Infusional chemoradiation for rectal and anal cancers.

作者信息

Rich T A

机构信息

Department of Radiation Oncology, University of Virginia Health Sciences Center, Charlottesville, USA.

出版信息

Oncology (Williston Park). 1999 Oct;13(10 Suppl 5):131-4.

Abstract

Combined-modality therapy, including irradiation and concurrently administered chemotherapy, has become the mainstay of therapy for anal and rectal cancers. Several important lessons have been learned from clinical trials over the last several decades. Simultaneous delivery of large (bolus) doses of 5-fluorouracil with irradiation is associated with improved survival compared to irradiation alone, but at a price of increased normal tissue toxicity. These side effects can be ameliorated by using protracted venous infusion for chemotherapy, which is analogous to the observations in radiation oncology that fractionation spares late tissue toxicity. The protracted venous infusion approach is efficacious, has a wide therapeutic index, and permits concurrent systemic treatment of micrometastatic disease and radiation sensitization.
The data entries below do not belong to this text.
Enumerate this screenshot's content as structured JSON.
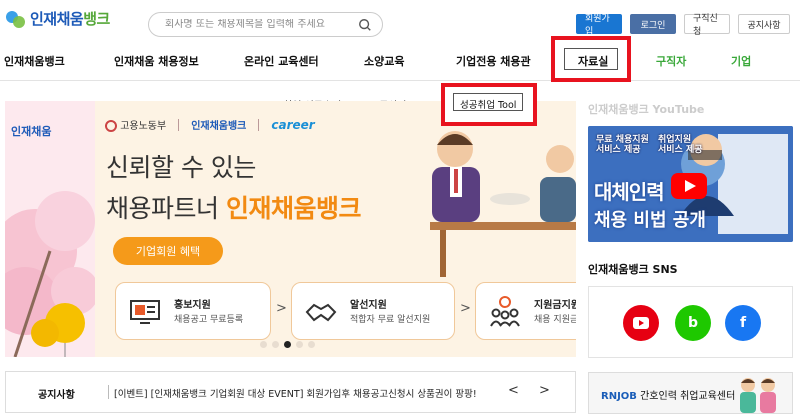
{
  "brand": {
    "name_main": "인재채움",
    "name_accent": "뱅크"
  },
  "search": {
    "placeholder": "회사명 또는 채용제목을 입력해 주세요"
  },
  "top_links": [
    "회원가입",
    "로그인",
    "구직신청",
    "공지사항"
  ],
  "nav": {
    "items": [
      "인재채움뱅크",
      "인재채움 채용정보",
      "온라인 교육센터",
      "소양교육",
      "기업전용 채용관",
      "자료실",
      "구직자",
      "기업"
    ]
  },
  "subnav": [
    "취업 성공수기",
    "노무상담 FAQ",
    "성공취업 Tool"
  ],
  "banner": {
    "logos": [
      "고용노동부",
      "인재채움뱅크",
      "career"
    ],
    "headline_line1": "신뢰할 수 있는",
    "headline_line2_prefix": "채용파트너 ",
    "headline_line2_accent": "인재채움뱅크",
    "cta": "기업회원 혜택",
    "cards": [
      {
        "title": "홍보지원",
        "subtitle": "채용공고 무료등록"
      },
      {
        "title": "알선지원",
        "subtitle": "적합자 무료 알선지원"
      },
      {
        "title": "지원금지원",
        "subtitle": "채용 지원금"
      }
    ],
    "dots": 5,
    "active_dot": 2
  },
  "notice": {
    "label": "공지사항",
    "text": "[이벤트] [인재채움뱅크 기업회원 대상 EVENT] 회원가입후 채용공고신청시 상품권이 팡팡!",
    "prev": "<",
    "next": ">"
  },
  "youtube": {
    "title": "인재채움뱅크 YouTube",
    "thumb_badge1": "무료 채용지원\n서비스 제공",
    "thumb_badge2": "취업지원\n서비스 제공",
    "thumb_line1": "대체인력",
    "thumb_line2": "채용 비법 공개"
  },
  "sns": {
    "title": "인재채움뱅크 SNS",
    "buttons": [
      "youtube",
      "blog",
      "facebook"
    ]
  },
  "rnjob": {
    "brand": "RNJOB",
    "text": " 간호인력 취업교육센터"
  }
}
Protracted venous infusion chemoradiation is also used in the preoperative management of rectal cancer and in the nonoperative management of anal cancers. Newer radiosensitizing agents, three-dimensional radiotherapy planning, and conformal radiotherapy treatment offer additional hope for the future that even more patients with rectal and anal cancers may benefit from combined-modality therapy with acceptable toxicity.

摘要

包括放疗和同步化疗在内的综合治疗已成为肛管癌和直肠癌治疗的主要手段。在过去几十年的临床试验中吸取了几个重要经验教训。与单纯放疗相比,大剂量(推注)5-氟尿嘧啶与放疗同时进行可提高生存率,但代价是正常组织毒性增加。通过采用持续静脉输注化疗可改善这些副作用,这类似于放射肿瘤学中的观察结果,即分割照射可减轻晚期组织毒性。持续静脉输注方法有效,具有广泛的治疗指数,并允许对微转移疾病进行同步全身治疗和放射增敏。持续静脉输注放化疗也用于直肠癌的术前管理和肛管癌的非手术管理。更新的放射增敏剂、三维放疗计划和适形放疗治疗为未来带来了更多希望,即更多的肛管癌和直肠癌患者可能受益于毒性可接受的综合治疗。